When we expanded, some readers weren’t pleased because we were no longer focused solely on St. Louis, but I felt what was missing was a larger voice about the culinary industry in our region. I wanted to push Feast toward a regional format to expand the conversation about food with our readers and within the food and drink industry. The risk paid off. Our circulation was 80,000 when we launched. Today, we have a monthly print circulation of 140,000, a social media audience of well over 100,000 followers, a regional television show and almost two million unique users on our site. The bottom line has been impacted as well and we are seeing double digit year-over-year revenue growth.

Over the past seven years, the magazine has evolved quite a bit, as you would imagine. The design has been refined, the quality of our content has improved, we’ve expanded our event portfolio and have launched a half-hour television program. The Feast team is a group of very passionate and highly-skilled editors and designers. Each year we hold a day-long retreat away from the office. We bring in stacks of past issues and copies of magazines we admire. We spend the day talking about what we love about the magazine, what we hate, what we’d like to change and what we have to keep — nothing is sacred.

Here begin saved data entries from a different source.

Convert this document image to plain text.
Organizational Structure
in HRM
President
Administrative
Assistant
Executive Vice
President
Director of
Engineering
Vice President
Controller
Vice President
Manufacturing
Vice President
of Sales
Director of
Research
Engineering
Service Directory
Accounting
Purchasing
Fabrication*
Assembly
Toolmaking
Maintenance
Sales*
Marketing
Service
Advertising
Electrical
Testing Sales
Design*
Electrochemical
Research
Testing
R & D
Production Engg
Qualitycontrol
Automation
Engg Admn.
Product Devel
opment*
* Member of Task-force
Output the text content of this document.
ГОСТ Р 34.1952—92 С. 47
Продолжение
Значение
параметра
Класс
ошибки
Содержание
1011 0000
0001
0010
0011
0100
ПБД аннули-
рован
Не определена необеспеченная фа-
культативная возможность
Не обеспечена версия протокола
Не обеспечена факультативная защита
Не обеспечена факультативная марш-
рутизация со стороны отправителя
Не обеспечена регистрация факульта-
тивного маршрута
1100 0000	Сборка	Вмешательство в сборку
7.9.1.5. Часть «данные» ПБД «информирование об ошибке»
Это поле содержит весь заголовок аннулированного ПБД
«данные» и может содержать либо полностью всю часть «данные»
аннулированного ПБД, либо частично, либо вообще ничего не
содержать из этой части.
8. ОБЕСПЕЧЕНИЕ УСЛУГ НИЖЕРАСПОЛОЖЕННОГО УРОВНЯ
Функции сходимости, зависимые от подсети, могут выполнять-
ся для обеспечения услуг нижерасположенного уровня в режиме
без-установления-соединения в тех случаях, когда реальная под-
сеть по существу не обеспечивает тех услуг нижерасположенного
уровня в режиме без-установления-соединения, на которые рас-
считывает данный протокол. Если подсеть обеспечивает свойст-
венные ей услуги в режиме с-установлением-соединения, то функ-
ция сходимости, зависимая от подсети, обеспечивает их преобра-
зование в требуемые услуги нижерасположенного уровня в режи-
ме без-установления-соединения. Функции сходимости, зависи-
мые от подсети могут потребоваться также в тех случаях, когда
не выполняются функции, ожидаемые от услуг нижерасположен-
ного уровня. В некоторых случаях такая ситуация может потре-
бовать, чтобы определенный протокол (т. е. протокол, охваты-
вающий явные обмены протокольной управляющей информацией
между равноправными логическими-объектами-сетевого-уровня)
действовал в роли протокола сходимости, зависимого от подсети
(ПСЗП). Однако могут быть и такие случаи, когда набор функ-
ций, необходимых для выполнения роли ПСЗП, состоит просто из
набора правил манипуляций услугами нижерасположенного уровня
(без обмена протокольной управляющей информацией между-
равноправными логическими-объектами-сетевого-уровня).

As the publication has grown and the larger media landscape has changed, we found that some roles needed to change. For example, we moved an editor from the editorial team to the sales team to support custom content development, but our commitment to insightful regional content focused on the food and drink industry has not wavered. As we celebrate our seventh anniversary this month and look toward our eighth year in print, Feast continues to grow and evolve right along with our hungry audience.